Dr. Scott was named the first executive director of the National Center for Science Education in 1986. Since then, she has worked with educators, parents, scientists, clergy, school boards and other elected officials, and concerned citizens to keep evolution in public school science education.
Under her leadership, the center has pursued this goal by providing information that it hopes will lead to community consensus rather than confrontation. Particularly important in NCSE's success has been the building of coalitions of scientists, teachers, clergy and concerned parents to support the teaching of evolution in communities and states.
Her 2004 book, Evolution vs. Creationism: An Introduction, was reviewed positively by publications as diverse as The New York Times Book Review and Perspectives on Science and Christian Faith. It was praised by creationists and evolutionists alike for its even-handedness and accuracy in presenting the controversy.

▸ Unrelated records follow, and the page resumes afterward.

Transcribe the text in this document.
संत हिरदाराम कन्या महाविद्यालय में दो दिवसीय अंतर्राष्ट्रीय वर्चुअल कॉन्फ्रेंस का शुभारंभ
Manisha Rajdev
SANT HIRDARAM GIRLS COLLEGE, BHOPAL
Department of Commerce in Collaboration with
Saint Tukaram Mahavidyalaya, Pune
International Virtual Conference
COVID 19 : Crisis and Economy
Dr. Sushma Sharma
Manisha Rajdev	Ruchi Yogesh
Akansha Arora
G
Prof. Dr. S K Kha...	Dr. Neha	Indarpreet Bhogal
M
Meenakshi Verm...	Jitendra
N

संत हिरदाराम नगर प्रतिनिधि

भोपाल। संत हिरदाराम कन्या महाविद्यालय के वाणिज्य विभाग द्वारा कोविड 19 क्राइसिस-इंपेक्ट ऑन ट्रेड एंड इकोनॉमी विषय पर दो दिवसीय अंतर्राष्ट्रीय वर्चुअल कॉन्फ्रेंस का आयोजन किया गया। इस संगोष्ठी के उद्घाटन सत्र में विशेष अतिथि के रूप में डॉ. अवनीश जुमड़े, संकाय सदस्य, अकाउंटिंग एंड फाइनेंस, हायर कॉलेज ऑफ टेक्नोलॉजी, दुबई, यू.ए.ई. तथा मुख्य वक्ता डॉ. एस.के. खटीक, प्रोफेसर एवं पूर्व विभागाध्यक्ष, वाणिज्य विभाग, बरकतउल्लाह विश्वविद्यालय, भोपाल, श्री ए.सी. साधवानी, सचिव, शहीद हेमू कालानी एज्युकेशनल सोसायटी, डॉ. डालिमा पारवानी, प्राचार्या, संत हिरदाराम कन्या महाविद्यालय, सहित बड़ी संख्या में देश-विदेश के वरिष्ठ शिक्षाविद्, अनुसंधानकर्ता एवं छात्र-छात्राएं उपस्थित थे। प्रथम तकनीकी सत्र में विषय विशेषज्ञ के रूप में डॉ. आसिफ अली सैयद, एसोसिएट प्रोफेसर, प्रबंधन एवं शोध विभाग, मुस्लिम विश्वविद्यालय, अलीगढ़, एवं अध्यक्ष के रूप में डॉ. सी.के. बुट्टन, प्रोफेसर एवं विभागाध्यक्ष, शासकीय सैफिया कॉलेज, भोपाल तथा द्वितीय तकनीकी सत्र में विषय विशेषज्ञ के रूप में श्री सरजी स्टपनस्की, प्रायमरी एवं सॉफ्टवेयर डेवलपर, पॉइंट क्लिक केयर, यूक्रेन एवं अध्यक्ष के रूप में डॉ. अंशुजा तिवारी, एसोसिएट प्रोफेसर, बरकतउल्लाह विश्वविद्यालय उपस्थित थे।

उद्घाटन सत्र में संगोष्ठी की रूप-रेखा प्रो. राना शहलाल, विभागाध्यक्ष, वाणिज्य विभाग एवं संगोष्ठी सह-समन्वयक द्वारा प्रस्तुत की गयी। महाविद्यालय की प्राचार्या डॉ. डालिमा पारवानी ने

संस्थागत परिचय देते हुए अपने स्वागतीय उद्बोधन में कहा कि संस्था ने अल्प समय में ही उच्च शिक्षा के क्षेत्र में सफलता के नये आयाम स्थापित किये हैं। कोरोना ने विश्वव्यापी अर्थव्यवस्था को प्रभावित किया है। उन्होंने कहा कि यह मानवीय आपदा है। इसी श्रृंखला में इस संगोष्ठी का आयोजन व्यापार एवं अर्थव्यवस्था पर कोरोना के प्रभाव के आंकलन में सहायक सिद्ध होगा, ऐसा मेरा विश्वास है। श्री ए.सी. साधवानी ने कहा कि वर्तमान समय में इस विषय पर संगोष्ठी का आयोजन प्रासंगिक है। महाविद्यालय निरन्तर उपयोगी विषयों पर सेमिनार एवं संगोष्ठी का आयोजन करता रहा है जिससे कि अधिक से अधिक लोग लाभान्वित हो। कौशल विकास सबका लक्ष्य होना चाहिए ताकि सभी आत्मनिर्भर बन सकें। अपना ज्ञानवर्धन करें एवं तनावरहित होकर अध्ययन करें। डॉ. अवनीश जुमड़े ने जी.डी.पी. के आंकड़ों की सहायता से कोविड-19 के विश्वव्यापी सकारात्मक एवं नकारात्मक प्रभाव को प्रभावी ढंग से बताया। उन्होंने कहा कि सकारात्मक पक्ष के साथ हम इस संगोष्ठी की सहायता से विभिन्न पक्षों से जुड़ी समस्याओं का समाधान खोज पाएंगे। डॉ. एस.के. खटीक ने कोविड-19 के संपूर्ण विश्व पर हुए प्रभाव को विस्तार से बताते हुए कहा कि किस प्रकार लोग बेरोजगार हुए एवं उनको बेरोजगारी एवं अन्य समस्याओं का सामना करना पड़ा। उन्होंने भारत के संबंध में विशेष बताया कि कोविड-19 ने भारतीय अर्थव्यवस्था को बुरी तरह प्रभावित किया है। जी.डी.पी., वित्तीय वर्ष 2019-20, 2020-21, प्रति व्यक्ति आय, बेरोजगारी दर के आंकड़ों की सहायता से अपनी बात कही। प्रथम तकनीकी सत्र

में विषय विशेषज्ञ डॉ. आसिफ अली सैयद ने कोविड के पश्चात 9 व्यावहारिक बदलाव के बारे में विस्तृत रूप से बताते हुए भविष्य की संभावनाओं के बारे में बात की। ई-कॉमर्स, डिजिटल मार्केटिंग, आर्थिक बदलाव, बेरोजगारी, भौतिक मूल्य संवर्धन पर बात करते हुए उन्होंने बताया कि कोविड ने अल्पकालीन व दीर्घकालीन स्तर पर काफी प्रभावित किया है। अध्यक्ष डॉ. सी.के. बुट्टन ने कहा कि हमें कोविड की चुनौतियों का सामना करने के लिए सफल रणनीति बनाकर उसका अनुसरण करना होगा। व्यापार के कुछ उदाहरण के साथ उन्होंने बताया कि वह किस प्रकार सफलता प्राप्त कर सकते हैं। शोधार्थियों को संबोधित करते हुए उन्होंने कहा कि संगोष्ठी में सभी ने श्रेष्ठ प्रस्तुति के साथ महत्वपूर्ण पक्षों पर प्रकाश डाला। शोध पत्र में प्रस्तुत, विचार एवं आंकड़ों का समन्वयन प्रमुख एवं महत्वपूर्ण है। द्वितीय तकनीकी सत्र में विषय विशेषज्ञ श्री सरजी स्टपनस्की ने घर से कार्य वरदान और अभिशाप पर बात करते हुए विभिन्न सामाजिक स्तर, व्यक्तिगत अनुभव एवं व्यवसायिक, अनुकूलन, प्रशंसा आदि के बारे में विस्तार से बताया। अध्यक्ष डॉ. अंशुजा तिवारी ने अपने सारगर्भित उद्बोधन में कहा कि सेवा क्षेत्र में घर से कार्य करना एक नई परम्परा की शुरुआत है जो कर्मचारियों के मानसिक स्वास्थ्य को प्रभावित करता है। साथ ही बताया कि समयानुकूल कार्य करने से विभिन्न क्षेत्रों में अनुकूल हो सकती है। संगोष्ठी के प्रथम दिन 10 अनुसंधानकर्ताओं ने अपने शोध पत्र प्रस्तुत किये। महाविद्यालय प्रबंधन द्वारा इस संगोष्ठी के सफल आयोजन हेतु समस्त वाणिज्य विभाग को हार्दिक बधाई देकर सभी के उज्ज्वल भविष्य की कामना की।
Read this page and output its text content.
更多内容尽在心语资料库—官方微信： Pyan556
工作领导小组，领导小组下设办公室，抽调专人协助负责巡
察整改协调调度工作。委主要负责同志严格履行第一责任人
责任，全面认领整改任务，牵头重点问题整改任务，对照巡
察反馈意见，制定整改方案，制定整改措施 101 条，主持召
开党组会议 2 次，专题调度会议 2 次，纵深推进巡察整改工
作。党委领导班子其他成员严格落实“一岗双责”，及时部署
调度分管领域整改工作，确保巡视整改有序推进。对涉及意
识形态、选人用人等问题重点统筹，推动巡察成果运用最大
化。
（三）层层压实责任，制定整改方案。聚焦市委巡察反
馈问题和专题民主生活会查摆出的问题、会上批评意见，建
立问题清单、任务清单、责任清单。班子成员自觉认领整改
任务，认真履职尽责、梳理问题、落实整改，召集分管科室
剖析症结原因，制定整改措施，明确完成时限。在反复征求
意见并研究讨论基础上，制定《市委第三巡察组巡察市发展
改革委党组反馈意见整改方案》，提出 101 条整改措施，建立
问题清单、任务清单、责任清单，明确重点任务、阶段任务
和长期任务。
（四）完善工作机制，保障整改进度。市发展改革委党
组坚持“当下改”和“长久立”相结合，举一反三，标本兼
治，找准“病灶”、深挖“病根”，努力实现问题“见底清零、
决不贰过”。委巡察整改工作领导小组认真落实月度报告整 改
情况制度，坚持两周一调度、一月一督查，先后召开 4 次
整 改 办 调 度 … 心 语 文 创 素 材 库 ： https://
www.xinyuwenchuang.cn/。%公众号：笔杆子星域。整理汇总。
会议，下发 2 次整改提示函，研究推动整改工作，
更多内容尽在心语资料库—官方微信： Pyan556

Her work reflects her perspective that science teachers should teach students accurate and accepted science as it is understood by scientists, and that political pressure should not determine the science curriculum. Her work also reflects her conviction that citizens need to be scientifically literate, and that an understanding of evolution is central to this literacy. To this end she has labored for 20 years at NCSE to promote a better public understanding of science and of the science of evolution.